O conteúdo foi acompanhado por reações de outros participantes do grupo. “Eles estão falando como se estivessem no bar […] sobre as vidas de pessoas”, comentou Shellenberger. Entre os envolvidos nas mensagens estão o perito criminal Eduardo Tagliaferro, o juiz auxiliar Marco Antônio Vargas e a assessora Cristina Kusahara, chefe de gabinete de Moraes.
Shellenberger destacou um trecho no qual Kusahara solicita diretamente certidões com base em postagens de redes sociais antes de decidir se uma pessoa deveria ser libertada. “Ela disse: ‘O ministro Moraes não quer soltar sem antes a gente ver nas redes se tem alguma coisa’. Isso é obviamente ilegal”, afirmou.

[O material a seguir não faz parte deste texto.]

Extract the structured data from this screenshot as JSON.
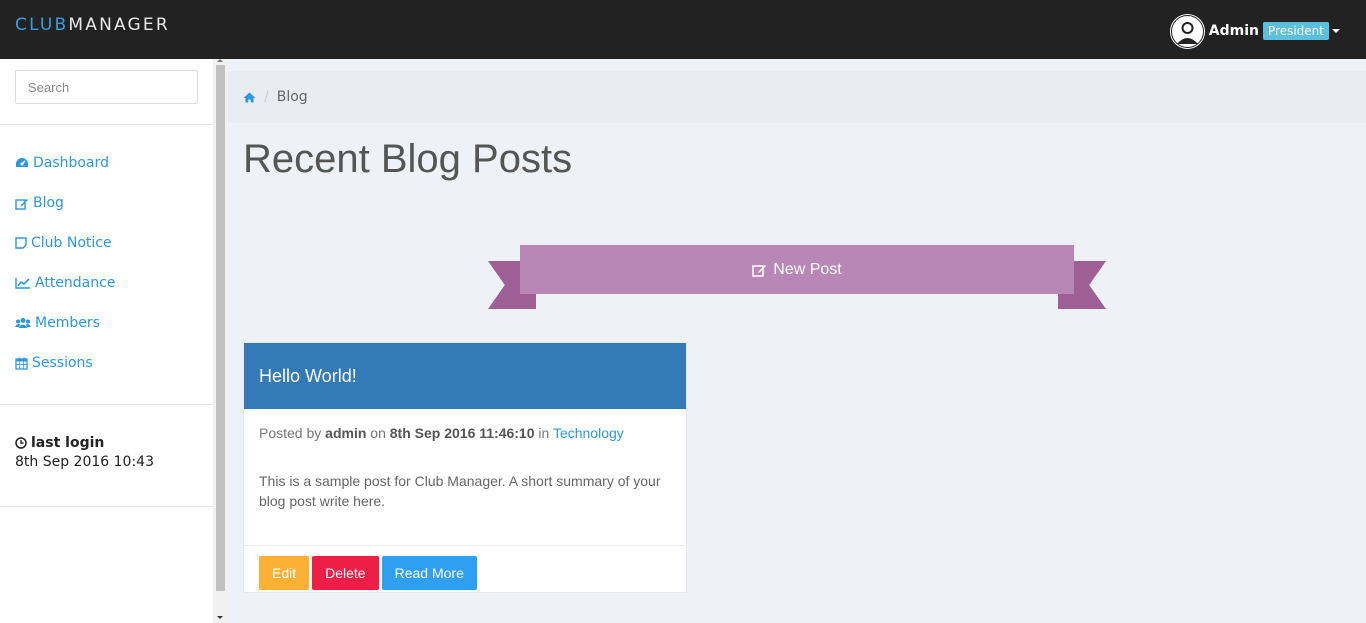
{
  "brand": {
    "part1": "CLUB",
    "part2": "MANAGER"
  },
  "user": {
    "name": "Admin",
    "role": "President"
  },
  "search": {
    "placeholder": "Search"
  },
  "nav": [
    {
      "label": "Dashboard",
      "icon": "dashboard-icon"
    },
    {
      "label": "Blog",
      "icon": "edit-icon"
    },
    {
      "label": "Club Notice",
      "icon": "sticky-note-icon"
    },
    {
      "label": "Attendance",
      "icon": "line-chart-icon"
    },
    {
      "label": "Members",
      "icon": "users-icon"
    },
    {
      "label": "Sessions",
      "icon": "calendar-icon"
    }
  ],
  "last_login": {
    "label": "last login",
    "value": "8th Sep 2016 10:43"
  },
  "breadcrumb": {
    "current": "Blog"
  },
  "page": {
    "title": "Recent Blog Posts",
    "new_post_label": "New Post"
  },
  "post": {
    "title": "Hello World!",
    "posted_by_text": "Posted by",
    "author": "admin",
    "on_text": "on",
    "date": "8th Sep 2016 11:46:10",
    "in_text": "in",
    "category": "Technology",
    "summary": "This is a sample post for Club Manager. A short summary of your blog post write here.",
    "edit_label": "Edit",
    "delete_label": "Delete",
    "read_more_label": "Read More"
  },
  "colors": {
    "topbar": "#222222",
    "accent": "#2a97e0",
    "ribbon": "#b987b5",
    "card_header": "#337ab7",
    "edit": "#fcb034",
    "delete": "#ee1e46",
    "read_more": "#2e9ff1"
  }
}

A equipe de jornalistas que investigou os documentos é composta por David Ágape, Eli Vieira e Alex Gutentag. Shellenberger relatou que os dados foram oferecidos a veículos da imprensa brasileira, mas que “ninguém tinha coragem de publicar”. Segundo ele, o cenário começou a mudar: “A CNN Brasil […] escreveu dois artigos sobre a Vaza Toga 2”.


Sobre a possibilidade de novas publicações, o jornalista afirmou que “não tem plano de publicar mais”, pois o material já foi disponibilizado em um relatório publicado em português e inglês pela organização Civilization Works. Ele reforçou que há “muitos detalhes” e que “muitas leis foram quebradas”.
Shellenberger também respondeu a perguntas sobre a repercussão internacional do caso e criticou a imprensa estrangeira. “A mídia internacional é, mesmo da mídia brasileira, totalmente irresponsável […] é propaganda total, desinformação total”, disse.
Ele afirmou que há paralelos entre os eventos de 6 de janeiro de 2021 nos Estados Unidos e de 8 de janeiro de 2023 no Brasil, ambos apresentados como tentativas de golpe. “É impossível não ver a situação no Brasil com a perspectiva de tudo que já aconteceu aqui”, afirmou, em referência à reeleição de Donald Trump.
A entrevista encerrou com um pedido de atenção especial ao caso do ex-assessor Filipe Martins, envolvido em um escândalo com supostos dados falsificados no sistema de imigração dos Estados Unidos. Shellenberger agradeceu o convite e reiterou o compromisso de seguir acompanhando o tema.